Population heart age discordance
We calculated the heart age for all adults in the NHANES survey from age 25-79 years and quantified the difference between chronological age and heart age, with survey-weighted results consistent with the US population structure displayed (Figure 2, Table 1). Females have lower heart age discordance than men at younger ages but comparable discordance at older ages, consistent with increased lipids following menopause [9]. Heart age discordance declines after age 65, consistent with higher baseline cardiovascular risk even in healthy older adults [10].

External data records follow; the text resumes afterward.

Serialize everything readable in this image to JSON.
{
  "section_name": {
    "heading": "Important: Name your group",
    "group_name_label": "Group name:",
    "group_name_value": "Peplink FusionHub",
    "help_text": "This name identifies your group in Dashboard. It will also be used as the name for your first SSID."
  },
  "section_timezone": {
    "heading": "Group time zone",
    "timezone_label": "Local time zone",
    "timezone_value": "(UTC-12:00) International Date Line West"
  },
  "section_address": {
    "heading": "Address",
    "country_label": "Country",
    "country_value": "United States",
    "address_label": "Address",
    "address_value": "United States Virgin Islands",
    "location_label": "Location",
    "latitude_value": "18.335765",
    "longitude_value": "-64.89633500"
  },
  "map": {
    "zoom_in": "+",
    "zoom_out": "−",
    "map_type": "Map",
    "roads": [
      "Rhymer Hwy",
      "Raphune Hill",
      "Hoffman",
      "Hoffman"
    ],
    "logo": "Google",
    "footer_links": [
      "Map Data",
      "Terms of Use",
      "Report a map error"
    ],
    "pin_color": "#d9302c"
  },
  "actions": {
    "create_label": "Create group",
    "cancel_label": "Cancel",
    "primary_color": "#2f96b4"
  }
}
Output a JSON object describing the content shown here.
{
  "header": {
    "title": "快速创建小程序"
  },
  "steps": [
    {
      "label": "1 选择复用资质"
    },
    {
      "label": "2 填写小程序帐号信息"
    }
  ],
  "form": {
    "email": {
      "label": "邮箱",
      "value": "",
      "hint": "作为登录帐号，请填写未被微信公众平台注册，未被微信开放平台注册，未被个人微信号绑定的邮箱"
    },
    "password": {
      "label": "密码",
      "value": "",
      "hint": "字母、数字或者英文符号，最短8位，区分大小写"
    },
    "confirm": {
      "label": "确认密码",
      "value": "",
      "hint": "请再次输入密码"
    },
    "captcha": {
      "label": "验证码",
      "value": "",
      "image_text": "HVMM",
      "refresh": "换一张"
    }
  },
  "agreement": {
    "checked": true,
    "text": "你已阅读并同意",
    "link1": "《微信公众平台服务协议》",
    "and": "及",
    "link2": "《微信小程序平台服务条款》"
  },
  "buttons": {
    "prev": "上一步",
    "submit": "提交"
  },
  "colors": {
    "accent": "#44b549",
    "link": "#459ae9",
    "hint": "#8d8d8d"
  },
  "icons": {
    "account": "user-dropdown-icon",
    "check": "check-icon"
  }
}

Strikingly, more than 1 in 5 adults have a heart age more than 10 years older than their chronological age (Figure 2, Table 1). This may actually be an underestimate of true discordance and risk, as the current implementation constrains the model to return a maximum heart age of 79 and we do not include additional CVD risk factors, such as high Lipoprotein(a), bodily inflammation, and genetics.

Conclusion
The Veevo Health Heart Age Calculator translates complex risk into a validated intuitive number to encourage preventive action. This type of heart age calculator is especially useful for motivating prevention in younger individuals (less than 50 years), whose risk is underestimated in age-driven absolute risk calculators.
While our current calculator provides an important starting point, future work should seek to incorporate longitudinal medical data rather than point measurements and other variables that play an integral role in cardiovascular risk but are not captured in the PREVENT equations, including high-sensitivity C-reactive protein, apolipoprotein B, Lp(a), and imaging.
Personalized calculation and communication of cardiovascular risk is a key first step in population-level prevention, moving us toward a future free of heart disease.